Franco Cardini ricorda don Franco
Patruno
(dal volume “Sugerio e San Bernardo…)
di don Franco Patruno
(gennaio 2010)
Non sapevo
tutte queste cose, o non ne sapevo abbastanza, o le sapevo male, quando una
trentina d’anni fa e forse qualcosa di più, nella “mia” Ferrara – che amavo da
quando l’avevo scoperta adolescente visitando il Castello e Schifanoia; da
quando l’avevo visitata studente universitario amando e leggendo i versi
dell’Ariosto e del Tasso e le storie di Bacchelli e di Bassani: e infine da quando,
nel ’67, vi avevo risieduto lunghi mesi espletando il mio servizio militare
come sottotenente d’aeronautica – conobbi don Franco e da allora spesso tornai
a visitarlo in Casa Cini o indugiai a suo fianco, per le belle strade volute da
Ercole d’Este e qualche volta in auto con amici, per la campagna circostante,
magari in cerca di qualche salama da sugo da gustare insieme. Dovrei e vorrei
ricordare insieme con Franco, accanto a Franco, tanti amici ferraresi che hanno
condiviso quei momenti che ormai cominciano ad avvicinarsi nel tempo ma che
restano vivi e presenti nella memoria. Si discuteva di tutto: di storia e di
cinema, di arte e di letteratura, di Girolamo Savonarola e di Italo Balbo,
magari incontrando talvolta personaggi come Vittorio Sgarbi o Roberto Pazzi e
talvolta i tanti amici valorosissimi dell'Università ferrarese alla quale,
senza avervi mai insegnato, sono peraltro legatissimo da anni di ricerche
comuni e di una serrata attività congressuale. Dovrei elencare molti nomi,
alcuni dei quali anche illustri: e certamente ne dimenticherei qualcuno.
Preferisco quindi accumunarli tutti in un grazie profondo e sincero: sono tutti
parte di quella che davvero è stata, per me e per molti anni, una bella
stagione.
Ma stati di
grazie del genere sono molto rari: e, quando si presentano, ciò accade perché
v’è sempre un fulcro, un centro propulsore e animatore, una presenza che
qualifica e che fornisce un senso preciso a esperienze che, altrimenti,
resterebbero volatili e disorganiche.
Don Franco
credeva nell’arte e nella cultura: credeva nella possibilità di coltivarle,
d’incentivarle, di farle amare.

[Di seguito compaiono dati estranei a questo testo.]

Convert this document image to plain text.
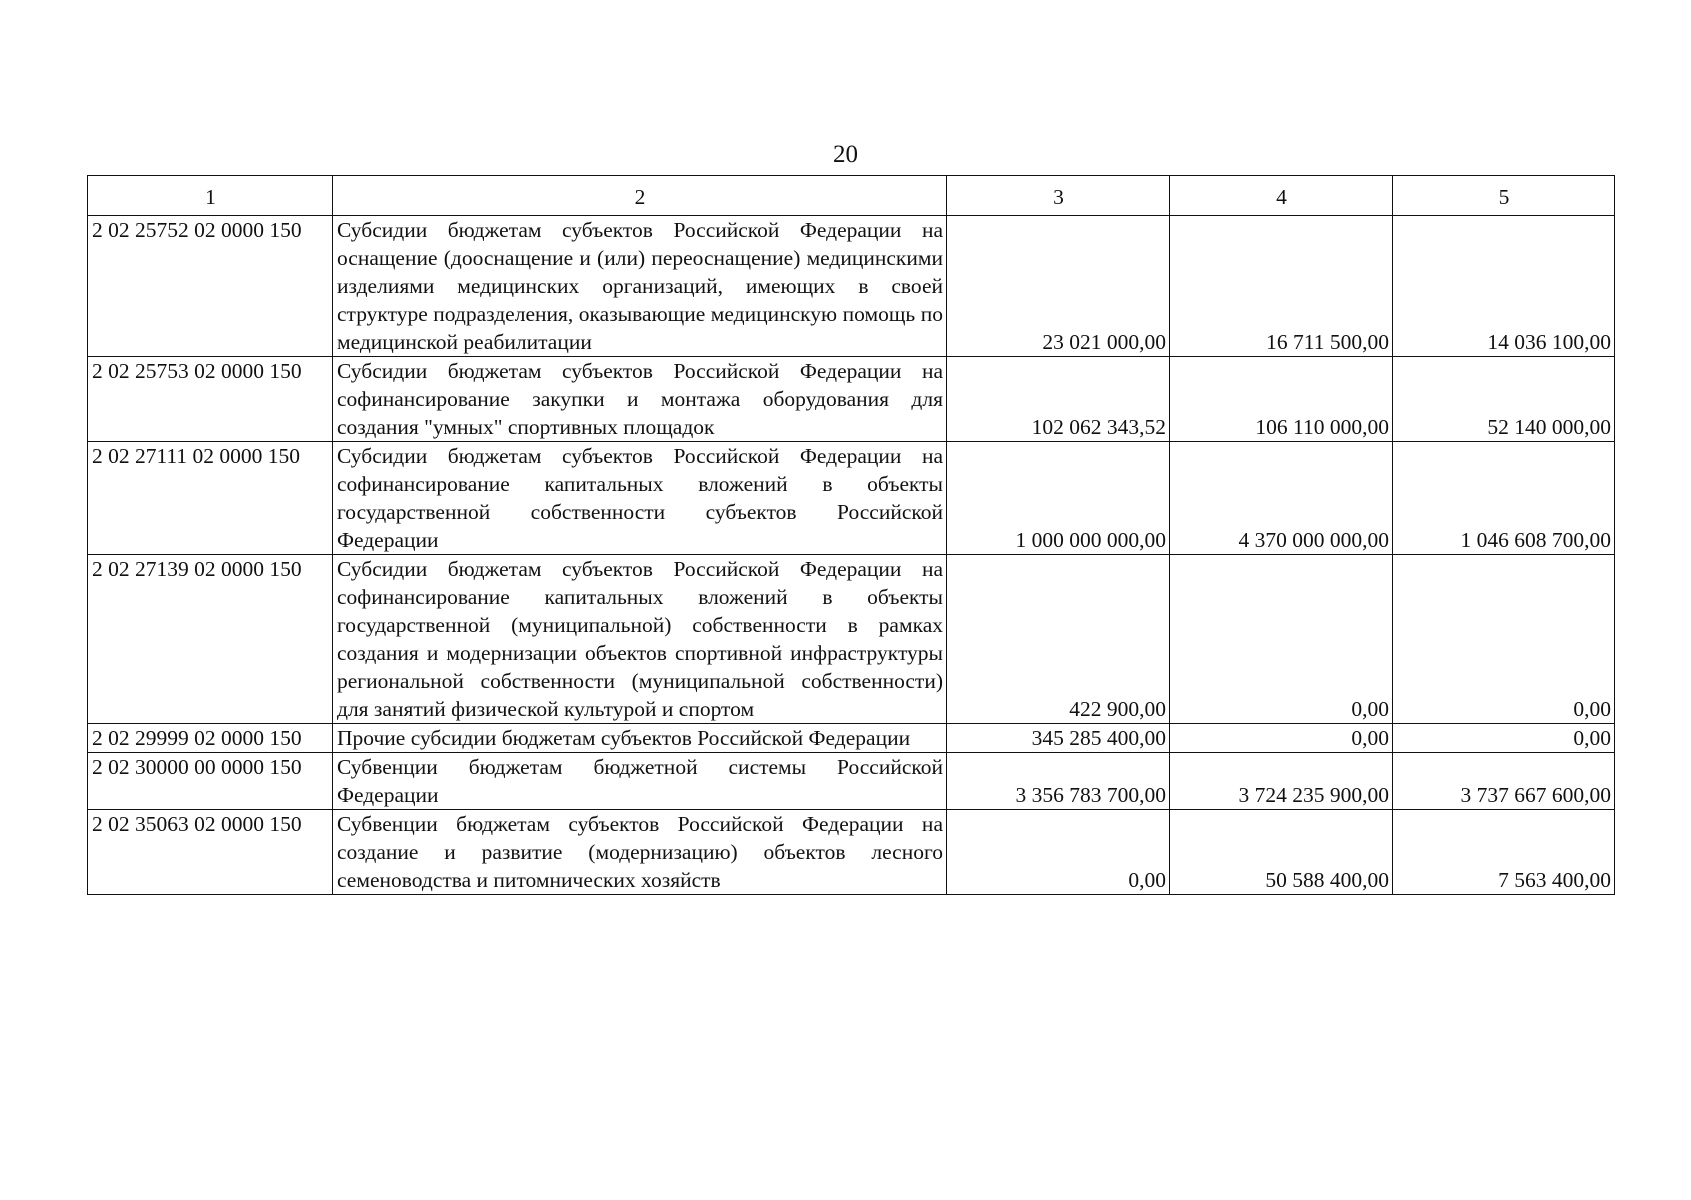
20
1	2	3	4	5
2 02 25752 02 0000 150	Субсидии бюджетам субъектов Российской Федерации на оснащение (дооснащение и (или) переоснащение) медицинскими изделиями медицинских организаций, имеющих в своей структуре подразделения, оказывающие медицинскую помощь по медицинской реабилитации	23 021 000,00	16 711 500,00	14 036 100,00
2 02 25753 02 0000 150	Субсидии бюджетам субъектов Российской Федерации на софинансирование закупки и монтажа оборудования для создания "умных" спортивных площадок	102 062 343,52	106 110 000,00	52 140 000,00
2 02 27111 02 0000 150	Субсидии бюджетам субъектов Российской Федерации на софинансирование капитальных вложений в объекты государственной собственности субъектов Российской Федерации	1 000 000 000,00	4 370 000 000,00	1 046 608 700,00
2 02 27139 02 0000 150	Субсидии бюджетам субъектов Российской Федерации на софинансирование капитальных вложений в объекты государственной (муниципальной) собственности в рамках создания и модернизации объектов спортивной инфраструктуры региональной собственности (муниципальной собственности) для занятий физической культурой и спортом	422 900,00	0,00	0,00
2 02 29999 02 0000 150	Прочие субсидии бюджетам субъектов Российской Федерации	345 285 400,00	0,00	0,00
2 02 30000 00 0000 150	Субвенции бюджетам бюджетной системы Российской Федерации	3 356 783 700,00	3 724 235 900,00	3 737 667 600,00
2 02 35063 02 0000 150	Субвенции бюджетам субъектов Российской Федерации на создание и развитие (модернизацию) объектов лесного семеноводства и питомнических хозяйств	0,00	50 588 400,00	7 563 400,00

Ma soprattutto credeva nella libertà. Una
libertà sinceramente e rigorosamente vissuta, nel nome della quale nulla e
nessuno doveva mai, secondo lui, venir disprezzato o messo in disparte. Don
Franco era coltissimo e sapeva di esserlo, ma proprio per questo non si
comportava mai come chi ritiene di aver la verità in tasca o chi vuol far
trionfare a tutti i costi il suo punto di vista.
Ѐ per tale motivo che questo prete sempre allegro e sorridente anche nella
lunga e pesante malattia, questo critico d’arte che non riteneva alcuna forma
d’arte estranea, aliena o indegna d’attenzione, quest’uomo che credeva sempre
anzitutto l’umanità in chiunque lo avvicinasse o fosse da lui avvicinato senza
badar al sesso,
all’età,
alla confessione religiosa, alle convenzioni politiche, finiva col far paura e
col suscitare anche inimicizie. Era opinion
maker ascoltato e rispettato, scriveva articoli e saggi su organi di stampa
prestigiosi: eppure dava sempre l’impressione di restar un marginale non sempre
valorizzato e – soprattutto – tollerato a fatica.
Era un uomo
pericoloso, uno che faceva paura.
Sì, perché
ogni uomo ha un prezzo: e quello di don Franco era vertiginoso. C’è chi si
vende per denaro, chi per vanità, chi per amore d’un uomo o d’una donna, chi
per vendicarsi di qualcosa. Don Franco Patruno era un venduto alla Verità e
alla Libertà: e non esiste prezzo che avrebbe potuto mai riscattarlo dal
servizio di quelle due potentissime ed esigentissime signore.
Ѐ difficile rimpiangerlo, perché è quasi impossibile non sentirlo ancora
fra noi.
Ma ora che
fisicamente non c’è più la sua e “mia” città, d’inverno, mi sembra più
nebbiosa, il suo sole d’estate più rovente, le sue zanzare notturne più
crudeli, la salama meno saporita, il panpepato meno dolce, gli affreschi
astrologici di Schifanoia meno luminosi. Don Franco è stato un’epoca della
città di Ferrara e della chiesa di Ferrara. Non sempre, lui vivente, esse hanno
dato prova di esser consce del tesoro che egli rappresentava per loro. Ora ch’è
sopravvenuto il tempo del ricordo, auguriamoci ch’esso non venga meno.